Convert.ToDouble（object）中的小数精度是否取决于区域性？

Question

May be this is a very basic question, but I am really interested to know what really happens.

For example if we do the following in c#:

object obj = "330.1500249000119";
var val = Convert.ToDouble(obj);

The val becomes: 330.15002490001189

The question is that why the last 9 is replace by 89? Can we stop it from happening this way? And is this precision dependent on the Current Culture?

Answer 1

This has nothing to do with culture. Some numbers can not be exactly represented by a base-2 number, just like in base-10 1/3rd can't be exactly represented by .3333333

Note that in your specific case you are putting in more digits than the data type allows: the significant digits available with a Double is 15-16 (depending on range), which your number goes beyond.

Instead of a Double , you can use a Decimal in this case:

object obj = "330.1500249000119";
var val = Convert.ToDecimal(obj);

Answer 2

A decimal would retain the precision.

object obj = "330.1500249000119";
var val = Convert.ToDecimal(obj);

The "issue" you are having is floating point representation.

http://docs.oracle.com/cd/E19957-01/806-3568/ncg_goldberg.html

Answer 3

No, you can't stop it from happening. You are parsing a value that has more digits that the data type can represent.

The precision is not dependent of the culture. A double always has the same precision.

So, if you don't want it to happen, then simply don't do it. If you don't want the effects of the limited precision of floating point numbers, don't use floating point numbers. If you would use a fixed point number (Decimal) instead, it could represent the value exactly.

Answer 4

A CPU represents doubles in 8 bytes. Which is divided into 1 sign bit, 11 bits for the exponent ("the range") and 52 for the mantissa ("the precision").
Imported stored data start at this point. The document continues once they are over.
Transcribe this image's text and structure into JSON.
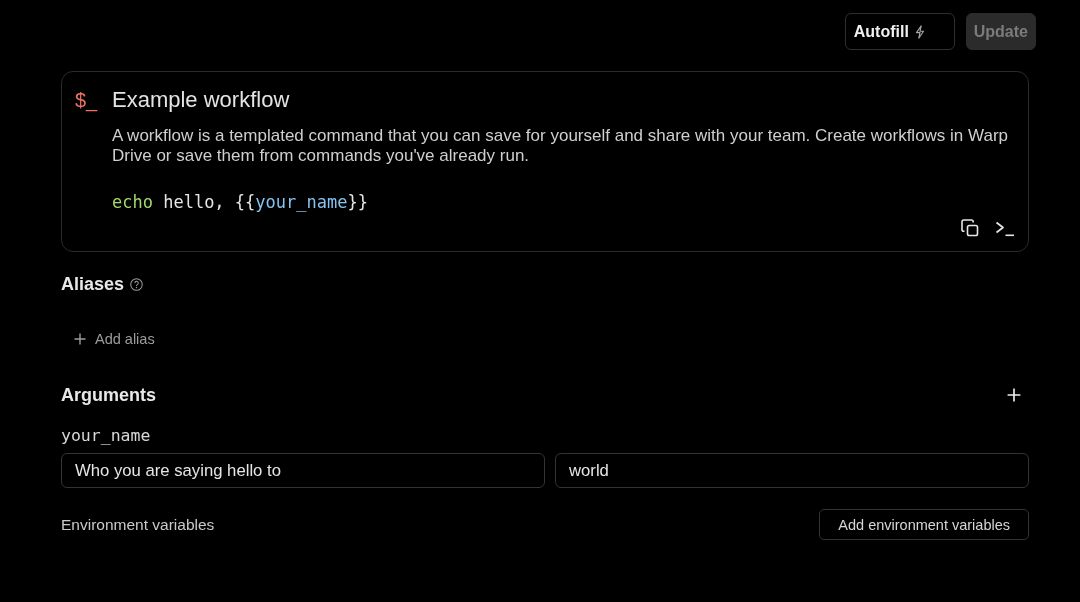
{
  "autofill_button": {
    "label": "Autofill",
    "disabled": false
  },
  "update_button": {
    "label": "Update",
    "disabled": true
  },
  "workflow": {
    "icon": "$_",
    "title": "Example workflow",
    "description": "A workflow is a templated command that you can save for yourself and share with your team. Create workflows in Warp Drive or save them from commands you've already run.",
    "command": [
      {
        "text": "echo",
        "kind": "keyword"
      },
      {
        "text": " hello, {{",
        "kind": "plain"
      },
      {
        "text": "your_name",
        "kind": "argument"
      },
      {
        "text": "}}",
        "kind": "plain"
      }
    ]
  },
  "aliases": {
    "title": "Aliases",
    "add_label": "Add alias"
  },
  "arguments": {
    "title": "Arguments",
    "items": [
      {
        "name": "your_name",
        "fields": [
          {
            "value": "Who you are saying hello to"
          },
          {
            "value": "world"
          }
        ]
      }
    ]
  },
  "environment_variables": {
    "label": "Environment variables",
    "button": "Add environment variables"
  }
}
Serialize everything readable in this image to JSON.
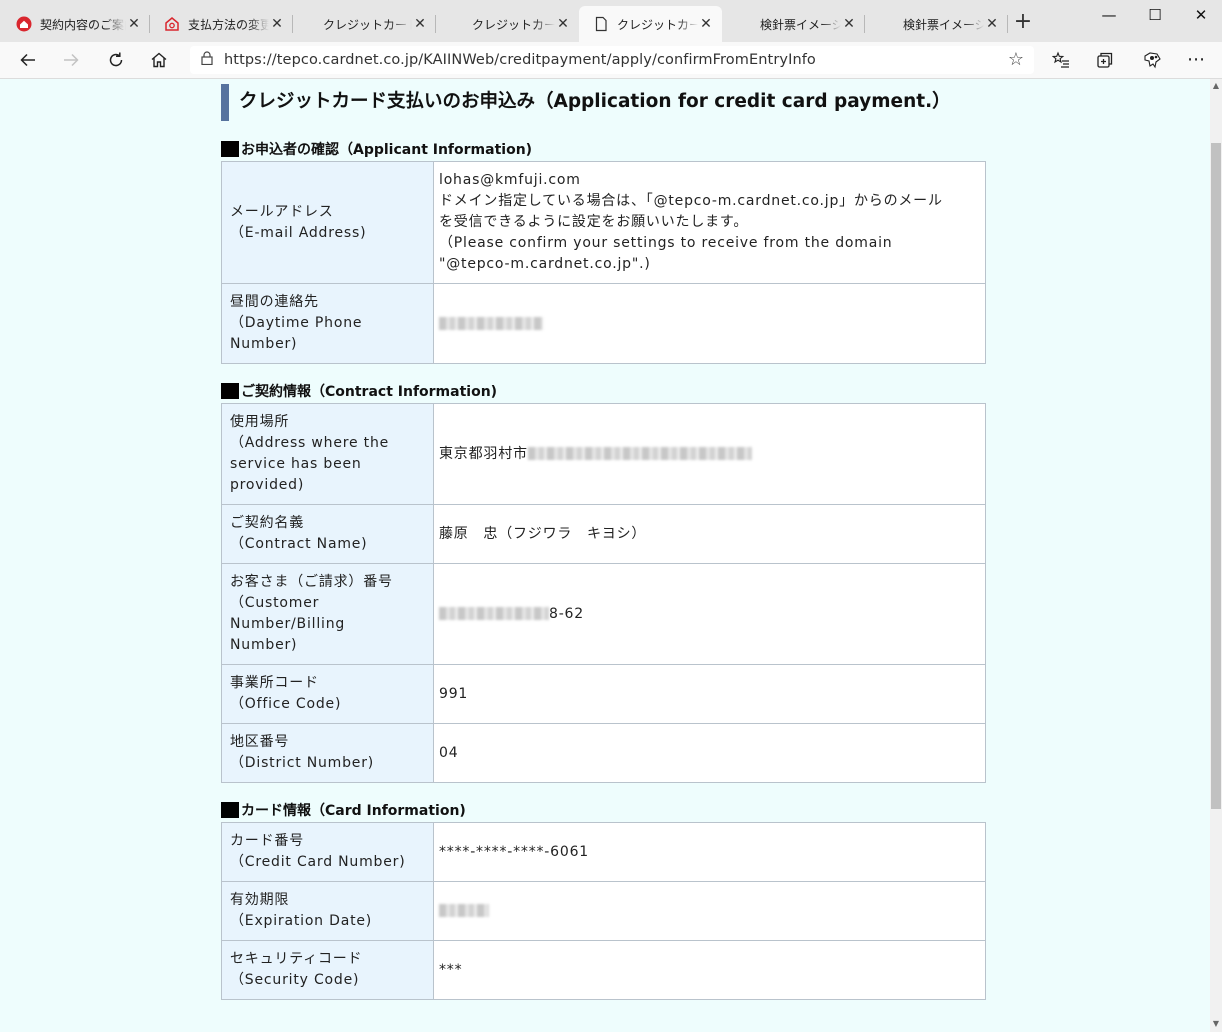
{
  "browser": {
    "tabs": [
      {
        "title": "契約内容のご案内",
        "icon": "tepco-home-icon"
      },
      {
        "title": "支払方法の変更",
        "icon": "tepco-house-icon"
      },
      {
        "title": "クレジットカード支払い",
        "icon": "none"
      },
      {
        "title": "クレジットカード支払い",
        "icon": "none"
      },
      {
        "title": "クレジットカード支払い",
        "icon": "page-icon"
      },
      {
        "title": "検針票イメージ",
        "icon": "none"
      },
      {
        "title": "検針票イメージ",
        "icon": "none"
      }
    ],
    "active_tab_index": 4,
    "url": "https://tepco.cardnet.co.jp/KAIINWeb/creditpayment/apply/confirmFromEntryInfo",
    "new_tab_label": "+",
    "close_glyph": "✕"
  },
  "page": {
    "heading": "クレジットカード支払いのお申込み（Application for credit card payment.）",
    "sections": {
      "applicant": {
        "title": "お申込者の確認（Applicant Information)",
        "email_label_ja": "メールアドレス",
        "email_label_en": "（E-mail Address)",
        "email_value": "lohas@kmfuji.com",
        "email_note_ja_1": "ドメイン指定している場合は、「@tepco-m.cardnet.co.jp」からのメール",
        "email_note_ja_2": "を受信できるように設定をお願いいたします。",
        "email_note_en_1": "（Please confirm your settings to receive from the domain",
        "email_note_en_2": "\"@tepco-m.cardnet.co.jp\".)",
        "phone_label_ja": "昼間の連絡先",
        "phone_label_en_1": "（Daytime Phone",
        "phone_label_en_2": "Number)"
      },
      "contract": {
        "title": "ご契約情報（Contract Information)",
        "address_label_ja": "使用場所",
        "address_label_en_1": "（Address where the",
        "address_label_en_2": "service has been",
        "address_label_en_3": "provided)",
        "address_value": "東京都羽村市",
        "name_label_ja": "ご契約名義",
        "name_label_en": "（Contract Name)",
        "name_value": "藤原　忠（フジワラ　キヨシ）",
        "customer_label_ja": "お客さま（ご請求）番号",
        "customer_label_en_1": "（Customer",
        "customer_label_en_2": "Number/Billing",
        "customer_label_en_3": "Number)",
        "customer_value_suffix": "8-62",
        "office_label_ja": "事業所コード",
        "office_label_en": "（Office Code)",
        "office_value": "991",
        "district_label_ja": "地区番号",
        "district_label_en": "（District Number)",
        "district_value": "04"
      },
      "card": {
        "title": "カード情報（Card Information)",
        "number_label_ja": "カード番号",
        "number_label_en": "（Credit Card Number)",
        "number_value": "****-****-****-6061",
        "expiry_label_ja": "有効期限",
        "expiry_label_en": "（Expiration Date)",
        "security_label_ja": "セキュリティコード",
        "security_label_en": "（Security Code)",
        "security_value": "***"
      }
    }
  }
}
You have limited range and precision.

The C constant DBL_DIG in <float.h> tells you that such a double can only represent 15 digits precisely, not more. But this number entirely dependent on your c library and CPU.

330.1500249000119 contains 18 digits, so it will be rounded to 330.150024900012. 330.15002490001189 is only one off, which is good. Normally you should expect 1.189 vs 1.2.

For the exact mathematics behind try to read David Goldberg, “What Every Computer Scientist Should Know About Floating-point Arithmetic,” ACM Computing Surveys 23, 1 (1991-03), 5-48. This is worth reading if you are interested in the details, but it does require a background in computer science. http://www.validlab.com/goldberg/paper.pdf

You can stop this from happening by using better floating point types, like long double or __float128, or using a better cpu, like a Sparc64 or s390 which use 41 digits (__float128) natively in HW as long double.

Yes, using an UltraSparc/Niagara or an IBM S390 is culture.

The usual answer is: use long double , dude. Which gives you two more bytes on Intel (18 digits) and several more an powerpc (31 digits), and 41 on sparc64/s390.